Carissímo.
Com o orvalho da madrugada sobre as folhas marrons e verdes ao chão pude me lembrar com exatidão do teu rosto.Talvez a minha vida seja sempre uma eterna tentativa de metaforziar tudo.Mas sem dúvida nessa imagem que te descrevo floresce você.A água que pousa na folha ao cair da noite e só ainda está pela manhã porque não pode secar.O desmazelo e a bagunça desordenada com a qual as folhas se posicionam ao chão e nos galhos.A sensação de frio que o orvalho passa e aqueles pequenos pedaços verdes chorando lágrimas que antes não lhe perteciam.Esse retrato não é humano.Esse retrato é todo teu.
Assim deveríamos ser,como árvores que deixam suas folhas plumando pelo vento e que não tenta se enquadrar em nada.Apenas seguem o seu curso.Não tenta se encaixar no que é bom e somente da folhas e frutos seguindo sua natureza.Árvores diferentes dão frutos diferentes concordas?Parece-me óbvio.Somos árvores.Diferentes.Não entendo então a tentativa de outras árvores dizerem como devemos conceber os nossos frutos.Esta é a afável arte de julgar.Uma violação portanto, afinal crês que uma cerejeira um dia se sinta obrigada a gerar morangos?
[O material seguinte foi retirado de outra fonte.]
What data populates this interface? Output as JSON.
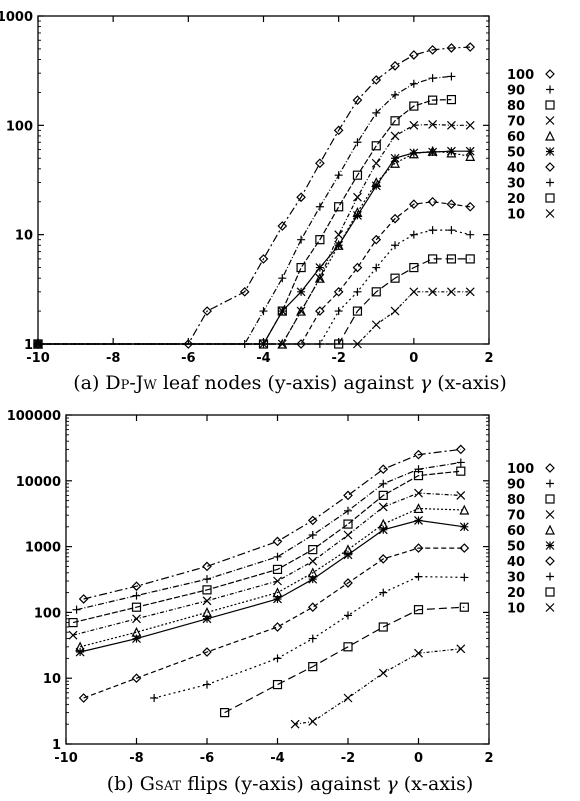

Minha árvore de sandâlo ainda que finquem machados em ti exalas um perfume tão suave.Compreender porque orvalhas tanto e com tanta dor e também porque cismas em deixar cair tuas folhas em plena primavera é entender um pouco de mim mesma.Pois sou rosa sem espinho e um vaso de planta liberto.Estou fixa mas plumejo folhas por aí.Voam longe.Até tocar teus ombros.
Hei de arder sozinha,como brasa remanescente de uma fogueira festiva jogada a um canto de areia, com restos de cinza e um que inéxplicável de maresia e solidão.Que fiquem com suas doutrinas nobrezas gentilezas risos alcóolicos forjados e seus sentimentos nobres de almas limpas e corretas.Eu quero a sujeira o ópio, a larica do drogado a sífilis da prostituta falida.O resto que ninguém quer e que eu valorizo.A sucata desgastada e esquecida daquilo que um dia foi útil e bom.As flores.Que sejam murchas.Ainda são flores ainda que sem água e sem cor sem vida.Quero a nobreza de quem come lixo e ainda diz.obrigada.Sou inútil aos olhos do mundo, e uma deusa aos olhos do meu próprio destino que depende das minhas escolhas.Não quero a rosa.Quero a urtiga.Que me faz reagir ficar vermelha me incomodar.Não quero odores agradáveisnão são eles que nos fazem banharmo-nos de água e nos renovar.Eu nado no lodo procurando a lótus.Eu me jogo no poço procurando a água.Eu me enveno de sonhos procurando a calma.